FBI, media campaigns continue

To garner support for spy operations and other probes, the FBI and other cop agencies continue to promote the idea that a “sleeper cell” was involved.

Federal agents questioned acquaintances of Dzhokhar Tsarnaev, identified as Azamat and Dias Timur, in New Bedford, where he attended the University of Massachusetts Dartmouth. Later the two were arrested on immigration charges.

Much of the media coverage has been aimed at making working people fearful and feel dependent on government cops and spies for their safety.

The New York Post reported April 17 that cops and firefighters ordered the evacuation of an 11-story commercial building in the Chelsea neighborhood of New York after a “small white box” was found on the side of the building. It turned out to be an empty pizza box.

There are numerous calls in the media for more leeway for cop spying, broad expansion of the use of “smart” surveillance cameras, and other further inroads against political rights.

Boston had only 150 police surveillance cameras, the Wall Street Journal reported, while in New York there are over 3,000 networked government and corporate cameras in the financial district alone, and some 400,000 cameras in London. Such cameras are now capable of “activity forecasting,” and recognizing “anomalous” behavior, the paper said.

The police “have to realize that the threat is coming from the Muslim community and increase surveillance there,” U.S. Rep. Peter King, a Republican from New York, told the National Review.

A few politicians have sought to use the Boston bombings to derail the immigration reform bill in the Senate.
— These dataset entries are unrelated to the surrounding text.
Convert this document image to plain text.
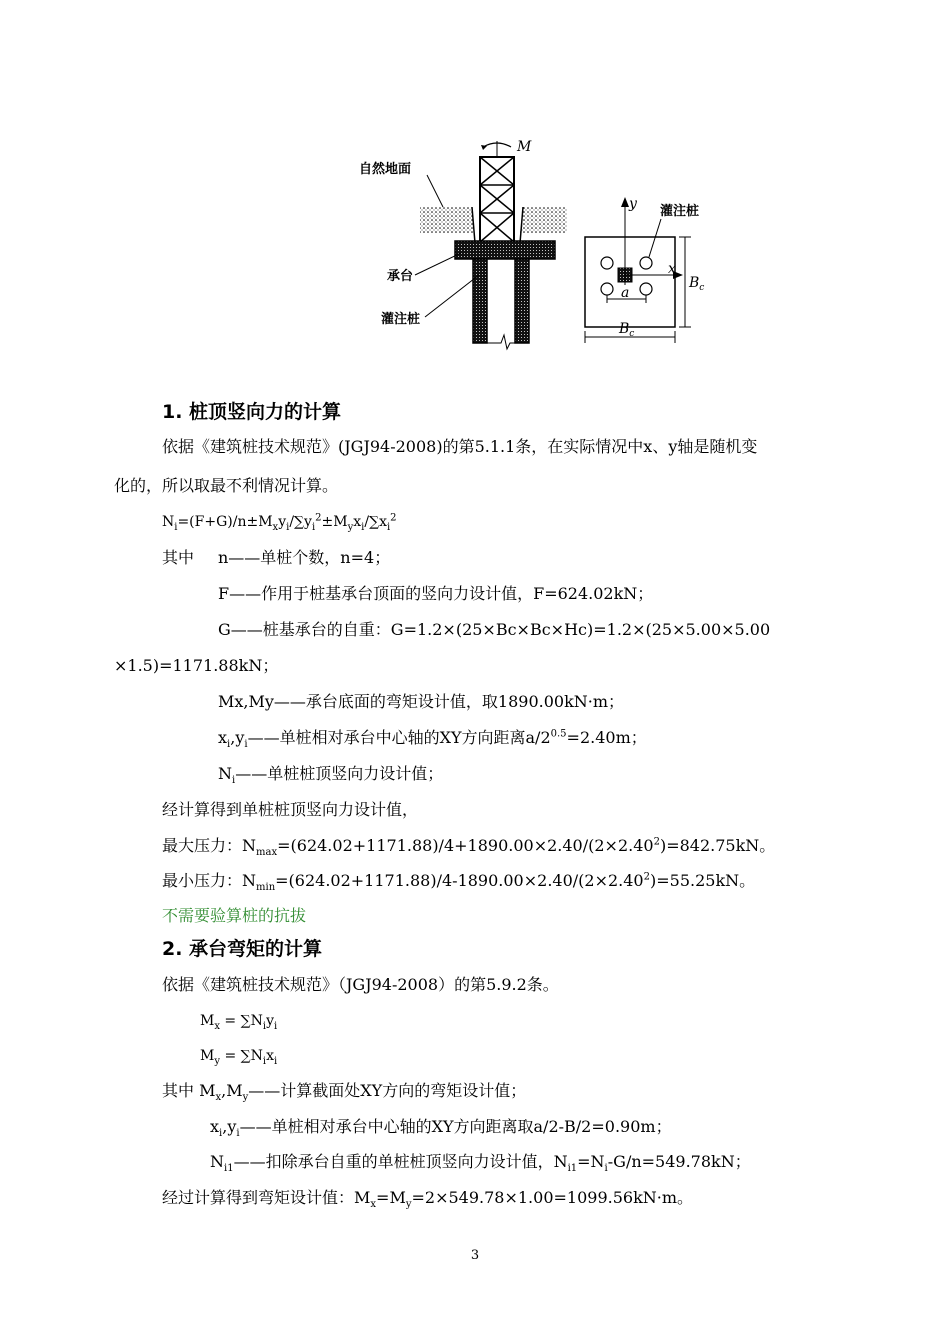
M
自然地面
承台
灌注桩
y
x
a
灌注桩
$B_c$
$B_c$
1. 桩顶竖向力的计算
依据《建筑桩技术规范》(JGJ94-2008)的第5.1.1条，在实际情况中x、y轴是随机变
化的，所以取最不利情况计算。
$N_i=(F+G)/n\pm M_xy_i/\sum y_i^2\pm M_yx_i/\sum x_i^2$
其中 n——单桩个数，n=4；
F——作用于桩基承台顶面的竖向力设计值，F=624.02kN；
G——桩基承台的自重：G=1.2×(25×Bc×Bc×Hc)=1.2×(25×5.00×5.00
×1.5)=1171.88kN；
Mx,My——承台底面的弯矩设计值，取1890.00kN·m；
$x_i,y_i——$单桩相对承台中心轴的XY方向距离$a/2^{0.5}=2.40m$；
$N_i——$单桩桩顶竖向力设计值；
经计算得到单桩桩顶竖向力设计值，
最大压力：$N_{max}=(624.02+1171.88)/4+1890.00\times 2.40/(2\times 2.40^2)=842.75kN$。
最小压力：$N_{min}=(624.02+1171.88)/4-1890.00\times 2.40/(2\times 2.40^2)=55.25kN$。
不需要验算桩的抗拔
2. 承台弯矩的计算
依据《建筑桩技术规范》（JGJ94-2008）的第5.9.2条。
$M_x = \sum N_iy_i$
$M_y = \sum N_ix_i$
其中 $M_x,M_y——$计算截面处XY方向的弯矩设计值；
$x_i,y_i——$单桩相对承台中心轴的XY方向距离取a/2-B/2=0.90m；
$N_{i1}——$扣除承台自重的单桩桩顶竖向力设计值，$N_{i1}=N_i-G/n=549.78kN$；
经过计算得到弯矩设计值：$M_x=M_y=2\times 549.78\times 1.00=1099.56kN\cdot m$。
3
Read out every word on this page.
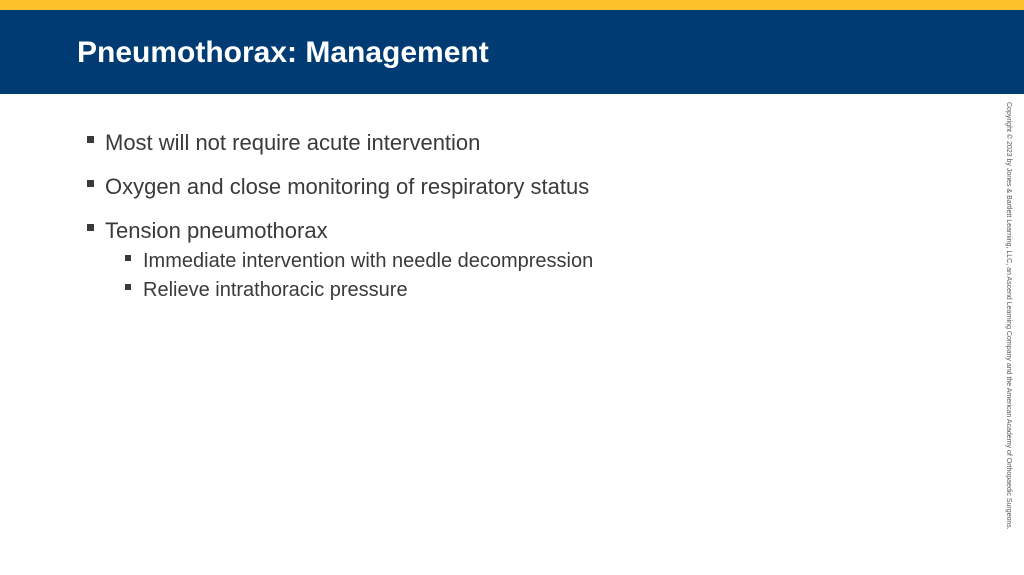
Pneumothorax: Management
Most will not require acute intervention
Oxygen and close monitoring of respiratory status
Tension pneumothorax
Immediate intervention with needle decompression
Relieve intrathoracic pressure	Copyright © 2023 by Jones & Bartlett Learning, LLC, an Ascend Learning Company and the American Academy of Orthopaedic Surgeons.
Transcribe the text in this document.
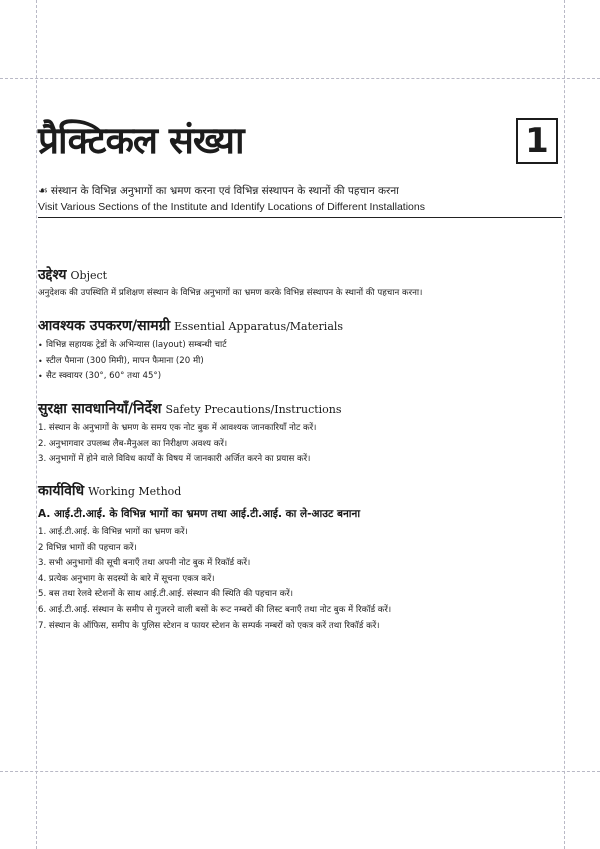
प्रैक्टिकल संख्या	1
☙ संस्थान के विभिन्न अनुभागों का भ्रमण करना एवं विभिन्न संस्थापन के स्थानों की पहचान करना
Visit Various Sections of the Institute and Identify Locations of Different Installations
उद्देश्य Object
अनुदेशक की उपस्थिति में प्रशिक्षण संस्थान के विभिन्न अनुभागों का भ्रमण करके विभिन्न संस्थापन के स्थानों की पहचान करना।
आवश्यक उपकरण/सामग्री Essential Apparatus/Materials
• विभिन्न सहायक ट्रेडों के अभिन्यास (layout) सम्बन्धी चार्ट
• स्टील पैमाना (300 मिमी), मापन फैमाना (20 मी)
• सैट स्क्वायर (30°, 60° तथा 45°)
सुरक्षा सावधानियाँ/निर्देश Safety Precautions/Instructions
1. संस्थान के अनुभागों के भ्रमण के समय एक नोट बुक में आवश्यक जानकारियाँ नोट करें।
2. अनुभागवार उपलब्ध लैब-मैनुअल का निरीक्षण अवश्य करें।
3. अनुभागों में होने वाले विविध कार्यों के विषय में जानकारी अर्जित करने का प्रयास करें।
कार्यविधि Working Method
A. आई.टी.आई. के विभिन्न भागों का भ्रमण तथा आई.टी.आई. का ले-आउट बनाना
1. आई.टी.आई. के विभिन्न भागों का भ्रमण करें।
2 विभिन्न भागों की पहचान करें।
3. सभी अनुभागों की सूची बनाएँ तथा अपनी नोट बुक में रिकॉर्ड करें।
4. प्रत्येक अनुभाग के सदस्यों के बारे में सूचना एकत्र करें।
5. बस तथा रेलवे स्टेशनों के साथ आई.टी.आई. संस्थान की स्थिति की पहचान करें।
6. आई.टी.आई. संस्थान के समीप से गुजरने वाली बसों के रूट नम्बरों की लिस्ट बनाएँ तथा नोट बुक में रिकॉर्ड करें।
7. संस्थान के ऑफिस, समीप के पुलिस स्टेशन व फायर स्टेशन के सम्पर्क नम्बरों को एकत्र करें तथा रिकॉर्ड करें।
“How can we beef up security checks on people who wish to enter the U.S.?” Sen. Charles Grassley from Iowa said at the opening of a Senate Judiciary Committee hearing on the bill.

The Internet is alive with reactionary conspiracy theories, which promote helplessness in face of supposed complex, mysterious and powerful forces. The blasts, Mike Adams wrote on NaturalNews.com, were deployed by the Boston bomb squad to be “used as a pretext for the President to call for TSA agents to be on the streets at all future sporting events.”

At the same time, a substantial layer of liberal commentators and political figures clearly hoped that the perpetrators of the bombings would turned out to be right-wing Caucasians à la Oklahoma City bomber Timothy McVeigh or “Unabomber” Ted Kaczynski, on the premise that the social consequences would then not be so bad.

“Let’s hope the Boston Marathon bomber is a white American,” David Sirota recently wrote for Salon.com. That, he argues, would “prevent an overreaction to the heinous attacks in Boston.”

Such comments were seized upon by a layer of conservatives and rightists who argue that those who defend the rights of Muslims and immigrants against spying and discrimination harbor prejudicial attitudes toward working people who are Caucasian and disingenuously seek to conceal supposed “terrorist” dangers from Muslim communities and the foreign-born.

John Studer contributed to this article.